The Wife consulted her guidebook: “Bus tickets are available at major stops and at tobacco shops.” This was not, apparently, a major stop. Husband set off in search of a tobacconist, a search that eventually led pretty much back to the Hotel Santa Maria, though not by anything like a direct route. By the time I made it back to the bus station, The Blisters had begun. That’s another sort of walking.

(Little will be said about The Blisters, except that they were real, and they were spectacular. And Born shoes have a lot to answer for. And The Wife got many a sheepish chuckle out of watching me hobble for the next few days. And that I spent my final days in Rome strolling about in my awesomely comfortable Urban Slippers from Stegmann. Fashion be damned – I’m a tourist!)

The only good part was the purchase of a surprisingly good Prosciutto panini purchased at a tobacconist tucked along what turned out to be a dead-end street in the Jewish Quarter. (Two sandwiches and a big bottle of water for five Euros – as opposed to a four-Euro Gatorade at the Hot Dog cart near the bus stop. Truly, this was a foreign land – I stuck to water and wine.) That, and my wanderings took me past a patch of ruins that apparently housed an ancient public bathroom – a row of three gleaming marble sinks shone out from amid the flat brown Roman bricks, their rounded bowls making a pleasing contrast with all the long, rectangular lines.

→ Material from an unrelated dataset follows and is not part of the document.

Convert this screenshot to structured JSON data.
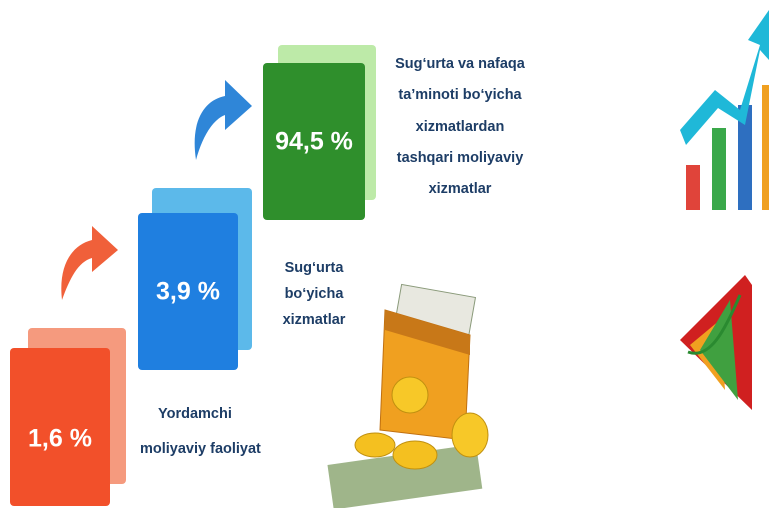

Hot and miserable, or at least as hot and miserable as a man can be when he is in Rome with his wife and not having to manage five kids or think about work, I boarded the bus, only to discover what I imagine everyone knows: no one checks tickets in Rome. Not on buses, not on trains, not even at Papal Masses in St. Peter’s Square. The only time anybody asked for a ticket was when I needed to show a restaurant receipt to use a pay toilet for free in the Termini. So we could have waited to buy our bus tickets. So I hadn’t needed to go on my little jaunt. End of whinge.

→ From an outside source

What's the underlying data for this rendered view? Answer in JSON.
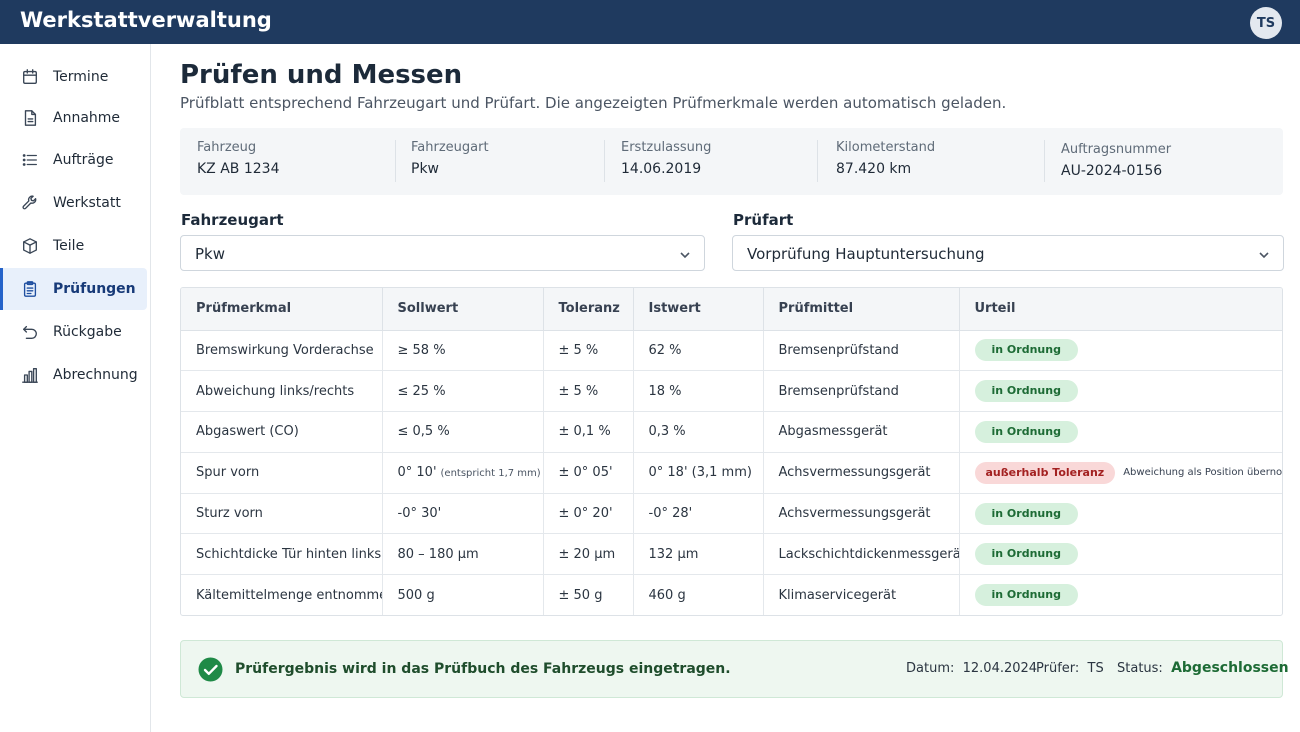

We strolled through the Villa Borghese. We stopped and took pictures, including these silly shots (okay, the one of The Wife is adorable) inside a huge tree with a completely rotted center. (Please stifle all comparisons to the state of the author’s bloated soul):

Husband: “I don’t know why I look fat in all these photos.”

Wife: “You know, some people would say that the reason a person looks fat in pictures is because, well…”

Husband: “I hate you.”

Comments

  1. Cubeland Mystic says

    You don’t look that fat. You’re over 35. I have a way out of hell:

    Breakfast 2.5 ounces of cooked plain oat meal.
    Lunch Small salad hold the dressing
    Dinner 3 ounces of brown rice, 1-2 ounces shredded chicken, peas, small salad hold the oil, apple for desert

    No liquor, refined foods, sugar, juice. No pigging out on the health food.

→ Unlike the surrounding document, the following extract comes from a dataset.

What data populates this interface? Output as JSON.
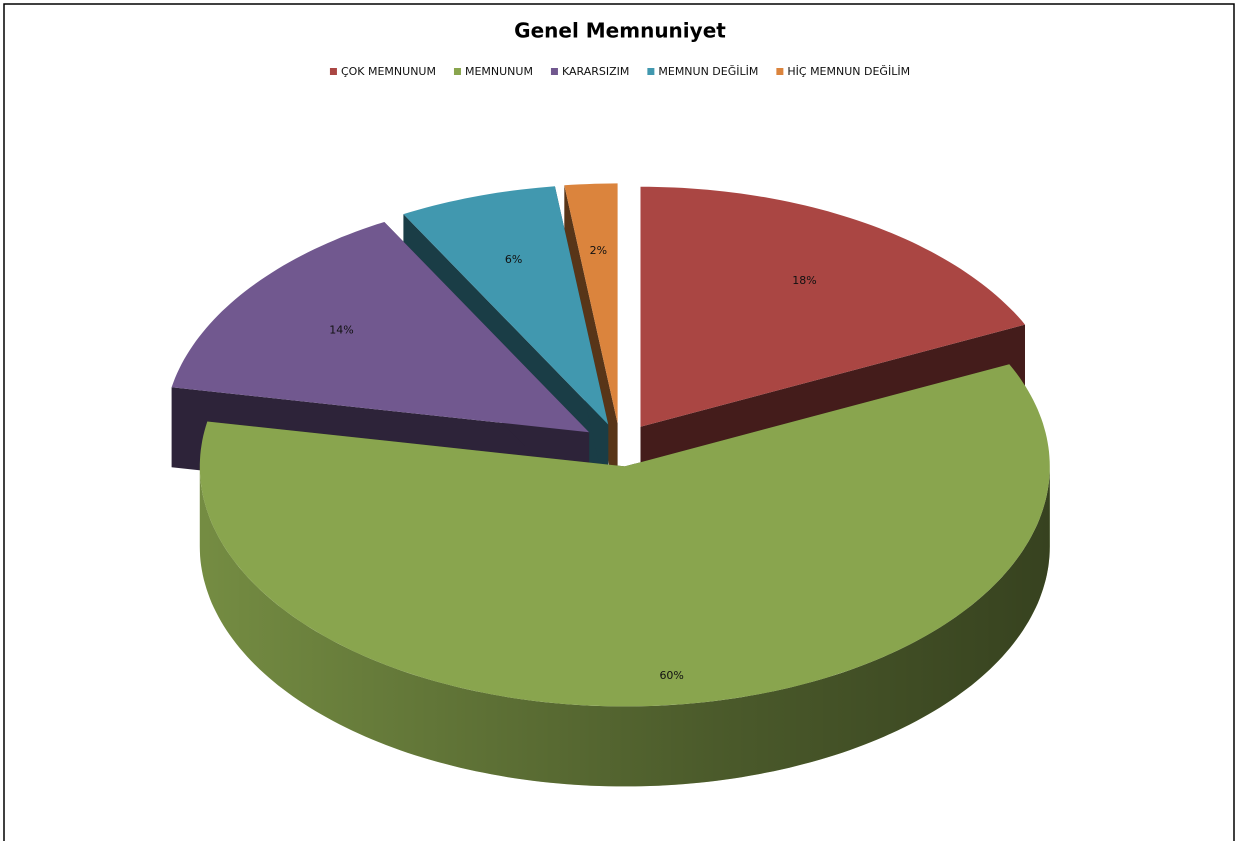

    Mrs. L looks girlish and lovely.

  2. Matthew Lickona says

    Dammit, man, I won’t be 35 until June! But I’ll keep this penitential regimen of yours (no liquor?) in mind.

  3. I’m 51. I lost 25 pounds this year. I did NOT give up booze.

    (Just so you won’t lose the will to live.)

  4. Eoin Suibhne says

    Fat Flush Diet. It works. No booze in the first two weeks. (Ha, not much of anything in the forst two weeks.) It helped that I started the first week of Lent. I’m 39 and had added a little in the midsection; it’s mostly gone, and I haven’t really been exercising that much.